In a recent edition of BMJ Case Studies, Deirdre Therese Little and Harvey Rodrick Grenville Ward from Australia published a
report in which they suggest that a 16-year old girl suffered early menopause as a result of
Gardasil, the HPV vaccine. Several anti-vaccine blogs including the
Population Research Institute and
Gaia Health and have picked up on the story and run with it, presenting it as further evidence of the dangers of vaccines. Unfortunately, all these people miss the obvious point that the entire case against Gardasil rests on a Post Hoc fallacy in which a temporal correlation is assumed to be a causal relation and an Argument from Ignorance. Let's take a look at the actual case study and the reporting on it to see how this entire case is based on fallacious reasoning.
In the summary of their case study published on the BMJ website Little and Ward write:
Although the cause is unknown in 90%
of cases, the remaining chief
identifiable causes of this condition were excluded. Premature ovarian
failure was then notified
as a possible adverse event following
this vaccination.
See what little and ward do here. They begin by noting that 90% of the cases of premature menopause have no known cause. They then conclude that, because they eliminated the 10% of known causes the early onset menopause must have been caused by the vaccine. This is a great example of the Argument from Ignorance. We have no idea what causes this condition, therefore it must have been Gardasil. In addition, the reason for assuming Gardasil must have been the cause is that about a year before she became menopausal, the woman had received Gardasil. So, we have a Post Hoc fallacy combined with an Argument from Ignorance to reach the conclusion that Gardasil caused the amenorrhoea (fancy medical jargon for early menopause). Let's look now at how several antivaccine websites pick up and amplify these errors.
First,
Steven Mosher and Elizabeth Crnkovich writing for the Population Reasearch Institute describe the case study as follows:
Dr. Deirdre Little, the Australian physician who treated the girl, has
published a complete account in the British Medical Journal.
(BMJ Case Reports 2012; doi:10.1136/bcr-2012-006879) Her
report explains that the girl's menstrual cycles were regular until
she received the Gardasil vaccination in the Fall of 2008. By January
2009, her cycle had become irregular. Over the course of the next two
years, her menses became increasingly scant and irregular, until by
2011, she had ceased menstruating altogether.
Look at the reasoning here. In the Fall of 2008 the women gets the HPV vaccine. She then stops menstruating in 2011. We are looking at a roughly three year gap between the event and its supposed cause. I am sure that there were many things that this young girl did in 2008. Why are these not considered as causally related to her amenorrhoea? We need more than a remote temporal correlation to establish a causal relation between these two events. Later in the same post Mosher and Crnkovich write:
While Dr. Little could not confirm that Gardasil caused the
destruction of the girl's reproductive system, she was able to rule
out all other possible causes. The circumstantial evidence implicating
Gardasil is strong.
As we know from the original case study, 90% of these cases have no known cause. Thus, by eliminating all known causes, we are still left with a gaping hole of ignorance. To try and fill that hole by asserting that is must have been the Gardasil is clearly an Argument from Ignorance. Furthermore, as I noted above, the circumstantial evidence implicating Gardasil is actually incredibly weak, amounting to nothing more than Post Hoc reasoning.

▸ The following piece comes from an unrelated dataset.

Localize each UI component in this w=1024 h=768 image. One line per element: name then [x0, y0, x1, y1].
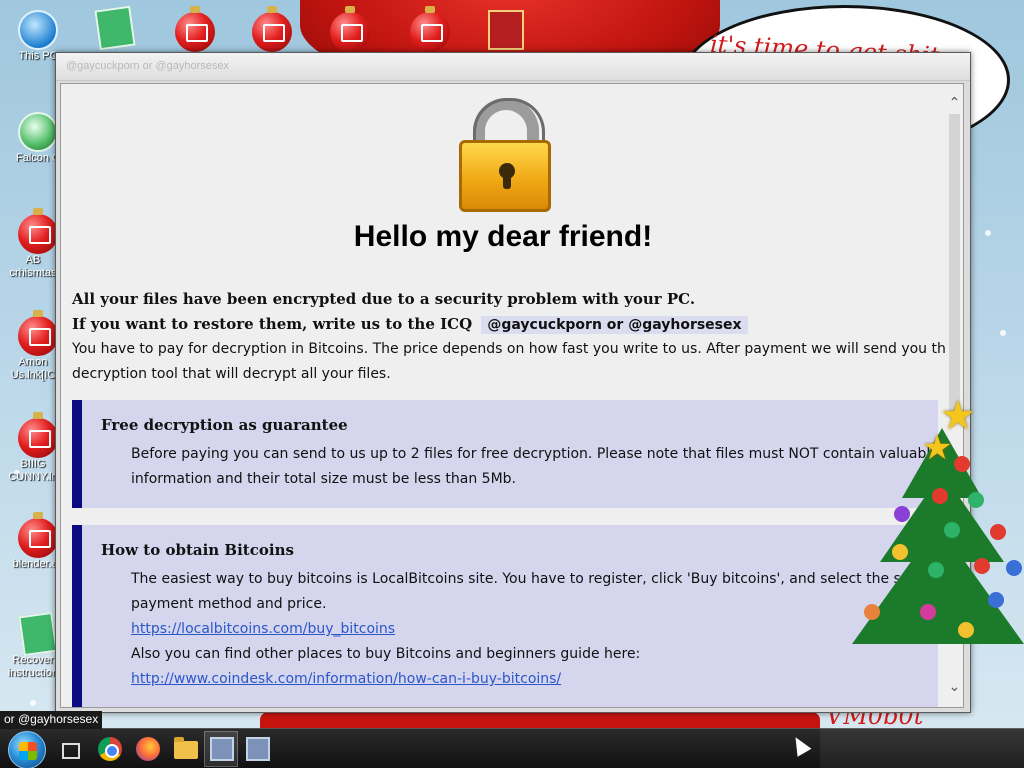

We see a similar error in a post by Heidi Stevenson at Gaia Health. She writes:
The girl has been thoroughly examined and tested. There is no known
explanation other than the series of three Gardasil vaccinations she
had.
This is, again, a classic Argument from Ignorance. Stevenson is arguing that because we eliminated a bunch of known causes it had to have been Gardasil. But, as I noted above, one can't base a conclusion on a lack of knowledge or information. Given that we know so little about what actually causes amenorrhoea, the most that we can conclude is that we don't know.
As a critical thinker, it is very disturbing for me to see such an
elementary logical error used as the basis for a case study that was
then accepted by a fairly reputable medical journal. These kinds of
basic reasoning errors would be grounds for failure if they were
committed by my students, yet here are actual medical practitioners committing them in a reputable journal, and these errors are then being amplified by various ideologically motivated bloggers. This point to a sad state of affairs for medicine and science.